L’isolement historique de Nicolas Sarkozy

Publié le par DA Estérel 83

Ze Rédac

 

 

Par Renaudot

Nicolas Sarkozy, le 16 avril 2012 - © REUTERS / Charles Platiau

Nicolas Sarkozy, le 16 avril 2012 – © REUTERS / Charles Platiau

Même Jean-Marie Le Pen, en 2002, avait bénéficié d’un appel à report de voix en sa faveur au second tour. Cet appel provenait de Bruno Mégret.

Nicolas Sarkozy inaugure donc une situation politique inédite en cette élection présidentielle de 2012.  Sur les neuf autres candidats présents au premier tour, aucun n’appelle à voter pour lui et aucun n’indique voter pour lui à titre personnel alors que son concurrent François Hollande engrange et les uns et les autres.

Que les candidats de gauche se prononcent pour François Hollande au second tour, il n’y a là rien d’exceptionnel. Mais on notera tout de même la rapidité et l’inconditionnalité de certains de ces appels, notamment ceux de Jean-Luc Mélenchon et d’Eva Joly, la volonté de battre Nicolas Sarkozy ayant balayé toutes les réticences et renvoyé à plus tard les calculs.

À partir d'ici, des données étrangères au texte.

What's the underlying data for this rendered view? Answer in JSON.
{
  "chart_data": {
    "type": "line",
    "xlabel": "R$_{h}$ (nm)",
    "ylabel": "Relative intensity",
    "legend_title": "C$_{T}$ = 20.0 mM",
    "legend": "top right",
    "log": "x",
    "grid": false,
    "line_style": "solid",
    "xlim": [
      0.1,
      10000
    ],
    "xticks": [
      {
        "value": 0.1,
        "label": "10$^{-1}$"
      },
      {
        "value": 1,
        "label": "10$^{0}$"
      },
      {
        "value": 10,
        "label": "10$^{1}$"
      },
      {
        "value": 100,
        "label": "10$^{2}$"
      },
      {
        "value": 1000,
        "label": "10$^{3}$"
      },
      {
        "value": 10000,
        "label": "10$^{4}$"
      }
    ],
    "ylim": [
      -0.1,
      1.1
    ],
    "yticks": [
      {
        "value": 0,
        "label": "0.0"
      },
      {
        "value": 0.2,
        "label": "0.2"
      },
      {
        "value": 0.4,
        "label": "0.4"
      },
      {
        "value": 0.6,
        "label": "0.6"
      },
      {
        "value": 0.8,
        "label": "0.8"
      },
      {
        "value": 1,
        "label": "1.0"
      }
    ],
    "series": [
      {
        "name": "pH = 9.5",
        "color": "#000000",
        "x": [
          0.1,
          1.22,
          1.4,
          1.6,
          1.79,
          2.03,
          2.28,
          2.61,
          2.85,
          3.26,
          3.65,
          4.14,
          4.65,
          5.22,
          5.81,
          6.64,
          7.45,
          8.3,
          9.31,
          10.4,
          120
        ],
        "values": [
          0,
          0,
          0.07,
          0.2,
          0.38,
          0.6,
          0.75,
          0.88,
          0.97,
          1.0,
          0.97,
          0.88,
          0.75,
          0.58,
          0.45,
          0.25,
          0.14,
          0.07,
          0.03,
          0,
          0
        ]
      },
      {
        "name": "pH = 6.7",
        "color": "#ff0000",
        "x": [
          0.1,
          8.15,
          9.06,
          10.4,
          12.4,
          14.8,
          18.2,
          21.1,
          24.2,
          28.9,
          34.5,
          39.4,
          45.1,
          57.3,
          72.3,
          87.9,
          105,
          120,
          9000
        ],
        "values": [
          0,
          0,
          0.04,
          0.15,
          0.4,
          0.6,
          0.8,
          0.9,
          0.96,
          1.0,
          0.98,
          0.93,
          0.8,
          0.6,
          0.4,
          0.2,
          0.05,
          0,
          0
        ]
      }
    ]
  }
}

A droite, du fait du choix stratégique du président sortant d’éliminer tout concurrent afin de terminer le premier tour en tête de tous les candidats, les possibilités de report et d’appels au vote en sa faveur étaient limités. Seul Nicolas Dupont-Aignan entre dans cette catégorie mais il a fait le choix du « ni ni ».

A l’extrême-droite, Marine Le Pen, malgré les tentatives de rapprochement d’une partie du camp sarkozyste – le lapsus de Gérard Longuet ce matin sur le « nous, au Front national » est oh combien révélateur –, campe sur la position traditionnel du Front en renvoyant dos à dos la gauche et la droite.

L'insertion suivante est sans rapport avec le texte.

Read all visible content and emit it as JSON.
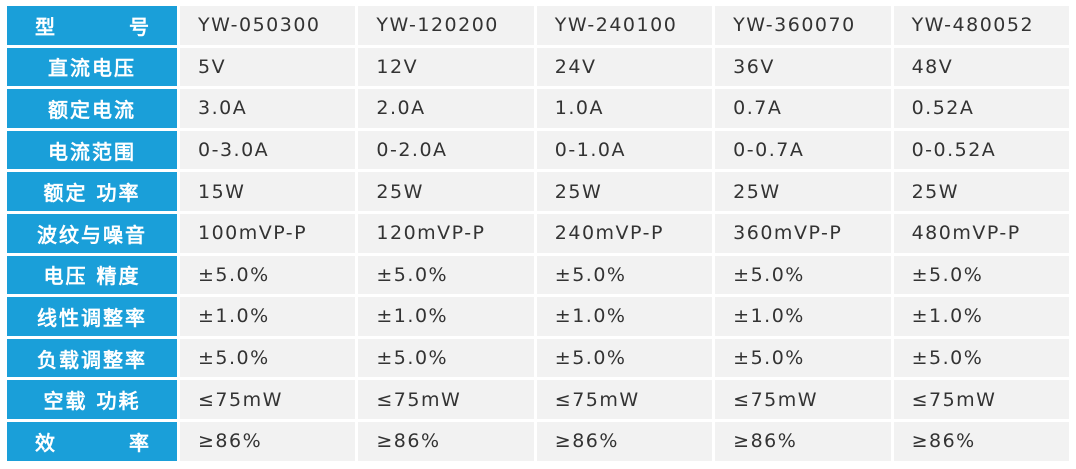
{
  "table": {
    "rows": [
      {
        "label": "型　　号",
        "spread": true,
        "values": [
          "YW-050300",
          "YW-120200",
          "YW-240100",
          "YW-360070",
          "YW-480052"
        ]
      },
      {
        "label": "直流电压",
        "values": [
          "5V",
          "12V",
          "24V",
          "36V",
          "48V"
        ]
      },
      {
        "label": "额定电流",
        "values": [
          "3.0A",
          "2.0A",
          "1.0A",
          "0.7A",
          "0.52A"
        ]
      },
      {
        "label": "电流范围",
        "values": [
          "0-3.0A",
          "0-2.0A",
          "0-1.0A",
          "0-0.7A",
          "0-0.52A"
        ]
      },
      {
        "label": "额定 功率",
        "values": [
          "15W",
          "25W",
          "25W",
          "25W",
          "25W"
        ]
      },
      {
        "label": "波纹与噪音",
        "values": [
          "100mVP-P",
          "120mVP-P",
          "240mVP-P",
          "360mVP-P",
          "480mVP-P"
        ]
      },
      {
        "label": "电压 精度",
        "values": [
          "±5.0%",
          "±5.0%",
          "±5.0%",
          "±5.0%",
          "±5.0%"
        ]
      },
      {
        "label": "线性调整率",
        "values": [
          "±1.0%",
          "±1.0%",
          "±1.0%",
          "±1.0%",
          "±1.0%"
        ]
      },
      {
        "label": "负载调整率",
        "values": [
          "±5.0%",
          "±5.0%",
          "±5.0%",
          "±5.0%",
          "±5.0%"
        ]
      },
      {
        "label": "空载 功耗",
        "values": [
          "≤75mW",
          "≤75mW",
          "≤75mW",
          "≤75mW",
          "≤75mW"
        ]
      },
      {
        "label": "效　　率",
        "spread": true,
        "values": [
          "≥86%",
          "≥86%",
          "≥86%",
          "≥86%",
          "≥86%"
        ]
      }
    ]
  },
  "colors": {
    "header_bg": "#1a9fd9",
    "cell_bg": "#f2f2f2",
    "text": "#333333"
  }
}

Au centre, quoi qu’on en disent certains commentateurs, l’annonce de François Bayrou qu’il votera, à titre personnel, en faveur de François Hollande, est une surprise et constitue une véritable rupture politique. C’est la première fois en effet qu’un candidat centriste se prononce en faveur d’un candidat de gauche contre le candidat de la droite.

A tout cela, il faut ajouter les prises de position d’une grande partie de la « chiraquie », Jacques Chirac et Dominique de Villepin en tête, en faveur du candidat de la gauche ou contre celui de la droite, et de personnalités politiques dont le parcours n’auraient pas dû les conduire au soutien à François Hollande. Citons pêle-mêle Jean-Jacques Aillagon, Corinne Lepage, Antoine Waechter, Azouz Begag, etc.

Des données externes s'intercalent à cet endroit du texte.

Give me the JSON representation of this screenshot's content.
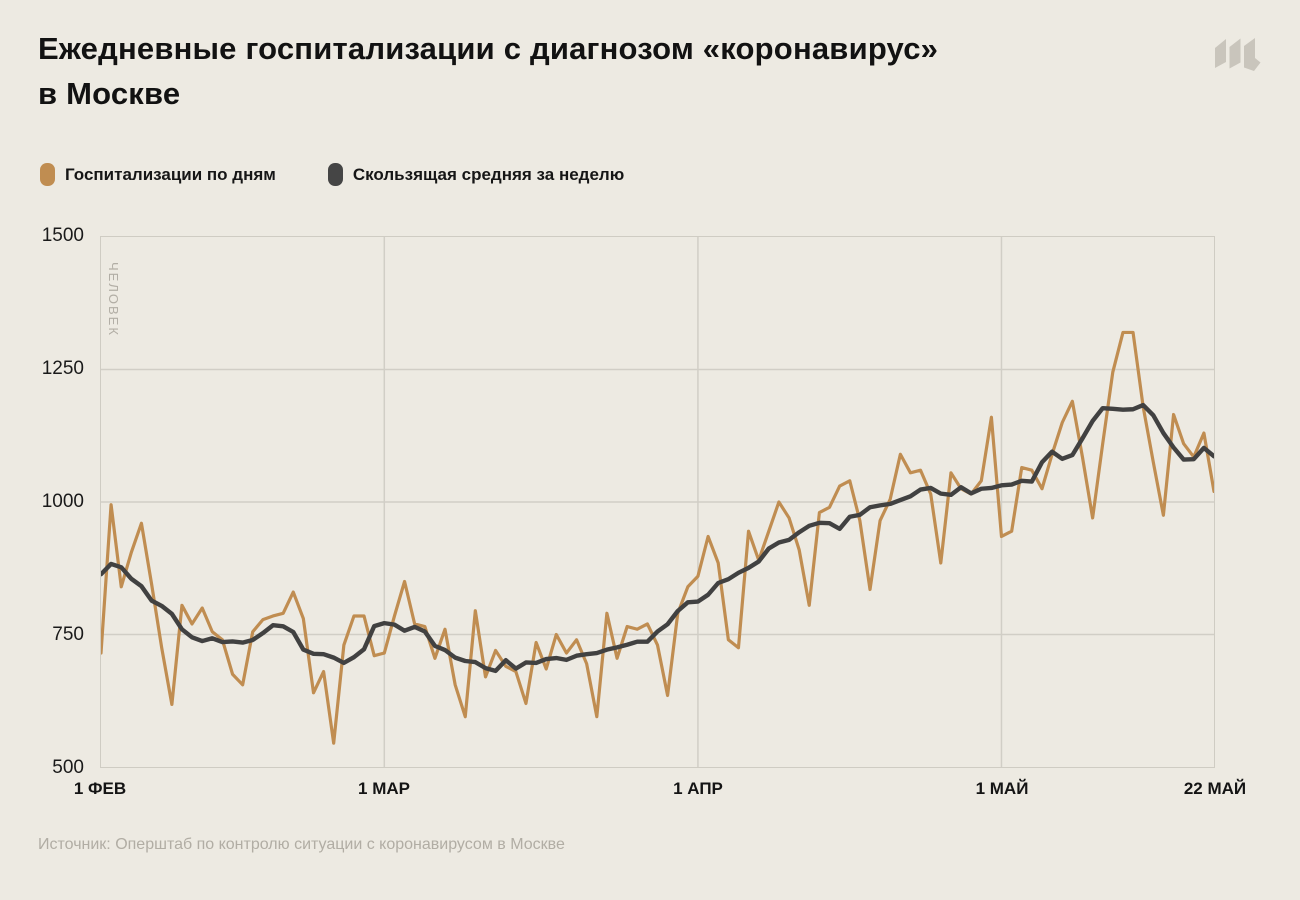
{
  "header": {
    "title_lines": [
      "Ежедневные госпитализации с диагнозом «коронавирус»",
      "в Москве"
    ],
    "logo": "meduza-m-logo",
    "logo_color": "#C9C5BC"
  },
  "legend": [
    {
      "label": "Госпитализации по дням",
      "color": "#C08D51"
    },
    {
      "label": "Скользящая средняя за неделю",
      "color": "#454545"
    }
  ],
  "source": "Источник: Оперштаб по контролю ситуации с коронавирусом в Москве",
  "colors": {
    "background": "#EDEAE2",
    "grid": "#D1CEC6",
    "daily_line": "#C08D51",
    "average_line": "#414141",
    "muted_text": "#B2AEA5"
  },
  "chart_data": {
    "type": "line",
    "title": "Ежедневные госпитализации с диагнозом «коронавирус» в Москве",
    "unit_label": "ЧЕЛОВЕК",
    "grid": true,
    "legend_position": "top-left",
    "y_axis": {
      "min": 500,
      "max": 1500,
      "ticks": [
        1500,
        1250,
        1000,
        750,
        500
      ],
      "grid_values": [
        1250,
        1000,
        750
      ]
    },
    "x_axis": {
      "total_days": 110,
      "ticks": [
        {
          "label": "1 ФЕВ",
          "day": 0
        },
        {
          "label": "1 МАР",
          "day": 28
        },
        {
          "label": "1 АПР",
          "day": 59
        },
        {
          "label": "1 МАЙ",
          "day": 89
        },
        {
          "label": "22 МАЙ",
          "day": 110
        }
      ],
      "grid_days": [
        28,
        59,
        89
      ]
    },
    "series": [
      {
        "name": "Госпитализации по дням",
        "color": "#C08D51",
        "values": [
          715,
          995,
          840,
          905,
          960,
          845,
          725,
          618,
          805,
          770,
          800,
          755,
          740,
          675,
          655,
          755,
          778,
          785,
          790,
          830,
          780,
          640,
          680,
          545,
          730,
          785,
          785,
          710,
          715,
          785,
          850,
          770,
          765,
          705,
          760,
          655,
          595,
          795,
          670,
          720,
          690,
          680,
          620,
          735,
          685,
          750,
          715,
          740,
          695,
          595,
          790,
          705,
          765,
          760,
          770,
          730,
          635,
          790,
          840,
          860,
          935,
          885,
          740,
          725,
          945,
          890,
          945,
          1000,
          970,
          910,
          805,
          980,
          990,
          1030,
          1040,
          965,
          835,
          965,
          1005,
          1090,
          1055,
          1060,
          1015,
          885,
          1055,
          1025,
          1015,
          1040,
          1160,
          935,
          945,
          1065,
          1060,
          1025,
          1090,
          1150,
          1190,
          1085,
          970,
          1110,
          1245,
          1320,
          1320,
          1180,
          1075,
          975,
          1165,
          1110,
          1085,
          1130,
          1020
        ]
      },
      {
        "name": "Скользящая средняя за неделю",
        "color": "#414141",
        "derived": "centered 7-day moving average of first series (partial windows at edges)",
        "window": 7
      }
    ]
  }
}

Nicolas Sarkozy, par ce qu’il est, ce qu’il a fait et dit pendant cinq ans et durant la campagne, est isolé, à deux jours du second tour de l’élection présidentielle, comme aucun président sortant ne l’a jamais été. Une situation qui est à la fois la conséquence et le symbole de la présidence de Nicolas Sarkozy.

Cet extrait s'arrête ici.